The Bob Cummings Lincoln Trail Bridge is a road bridge that crosses the Ohio River. itconnects the towns of Cannelton, Indiana and Hawesville, Kentucky. Indiana State Road 237 becomes Kentucky Route 69 upon entering Hawesville.

Construction began in June 1964 and the bridge opened on December 21, 1966. The steel arch bridge with its suspended deck was a toll facility until the state of Indiana lifted the tolls in the 1990s.
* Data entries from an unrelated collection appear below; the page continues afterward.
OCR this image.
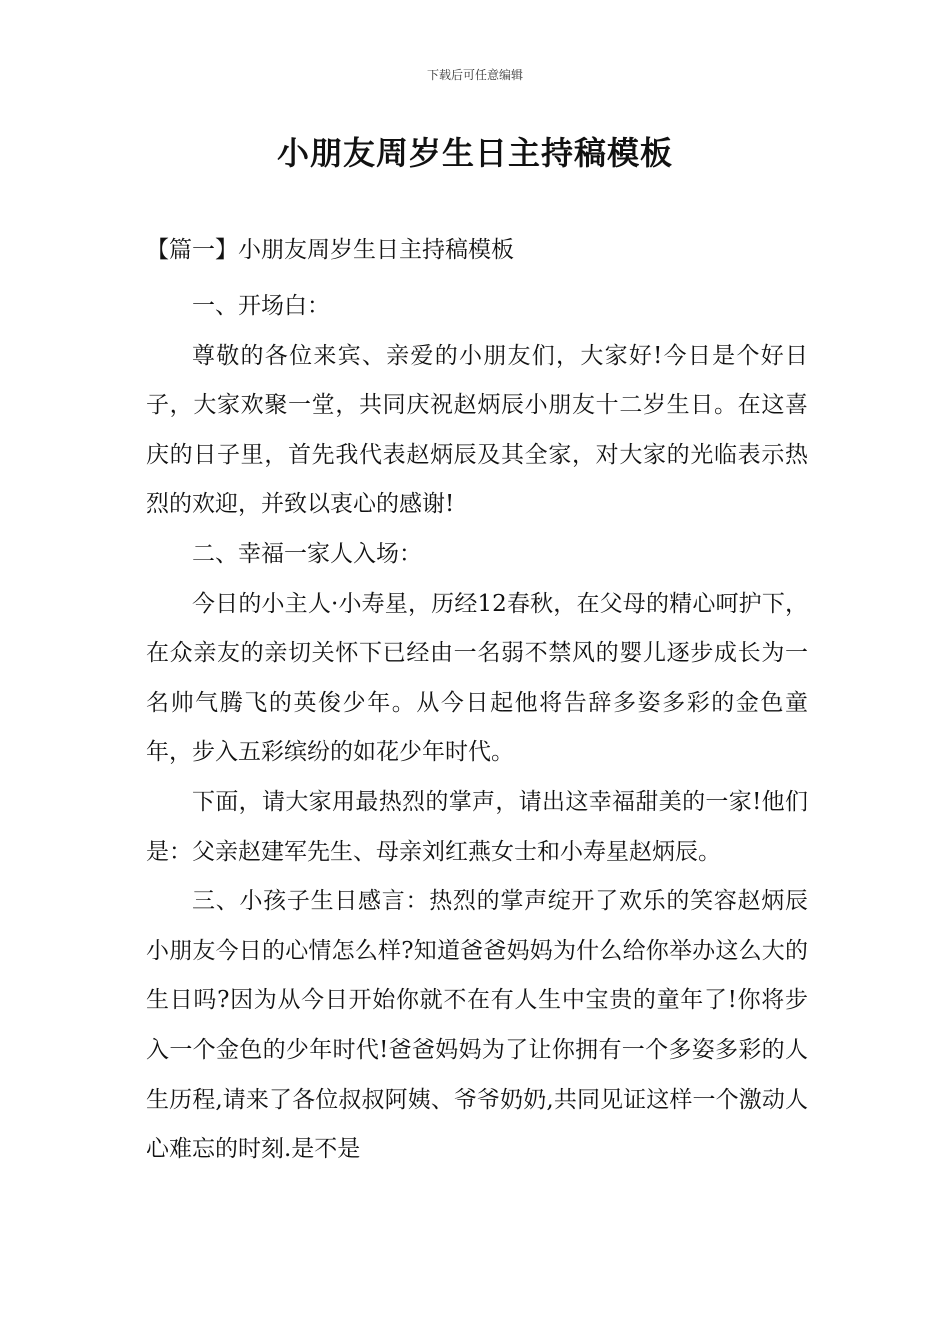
下载后可任意编辑
小朋友周岁生日主持稿模板
【篇一】小朋友周岁生日主持稿模板

一、开场白：

尊敬的各位来宾、亲爱的小朋友们，大家好!今日是个好日子，大家欢聚一堂，共同庆祝赵炳辰小朋友十二岁生日。在这喜庆的日子里，首先我代表赵炳辰及其全家，对大家的光临表示热烈的欢迎，并致以衷心的感谢!

二、幸福一家人入场：

今日的小主人·小寿星，历经12春秋，在父母的精心呵护下，在众亲友的亲切关怀下已经由一名弱不禁风的婴儿逐步成长为一名帅气腾飞的英俊少年。从今日起他将告辞多姿多彩的金色童年，步入五彩缤纷的如花少年时代。

下面，请大家用最热烈的掌声，请出这幸福甜美的一家!他们是：父亲赵建军先生、母亲刘红燕女士和小寿星赵炳辰。

三、小孩子生日感言：热烈的掌声绽开了欢乐的笑容赵炳辰小朋友今日的心情怎么样?知道爸爸妈妈为什么给你举办这么大的生日吗?因为从今日开始你就不在有人生中宝贵的童年了!你将步入一个金色的少年时代!爸爸妈妈为了让你拥有一个多姿多彩的人生历程,请来了各位叔叔阿姨、爷爷奶奶,共同见证这样一个激动人心难忘的时刻.是不是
Bob Cummings, for whom the bridge was named on November 17, 1974, was the editor of the Cannelton News and a booster of Cannelton in general until his death on July 25, 1971.

==New connections==
To the north, the bridge connects to a rerouted five-mile stretch of Indiana 237, which now by-passes Cannelton and dramatically cuts the time of travel to Indiana 37, which is the primary link to Interstate 64 for both Perry County as well as Hancock County, Kentucky.

In Hawesville, Kentucky 69 takes a sharp westward turn into the downtown area before reaching a traffic signal at the junction of Kentucky 3101. The Kentucky Transportation Cabinet is studying a direct route for Kentucky 69 that would eliminate the sharp turns and steep hill leading from the downtown area to U.S. Highway 60, which connects Hawesville to the city of Owensboro and, to the east, the Fort Knox area.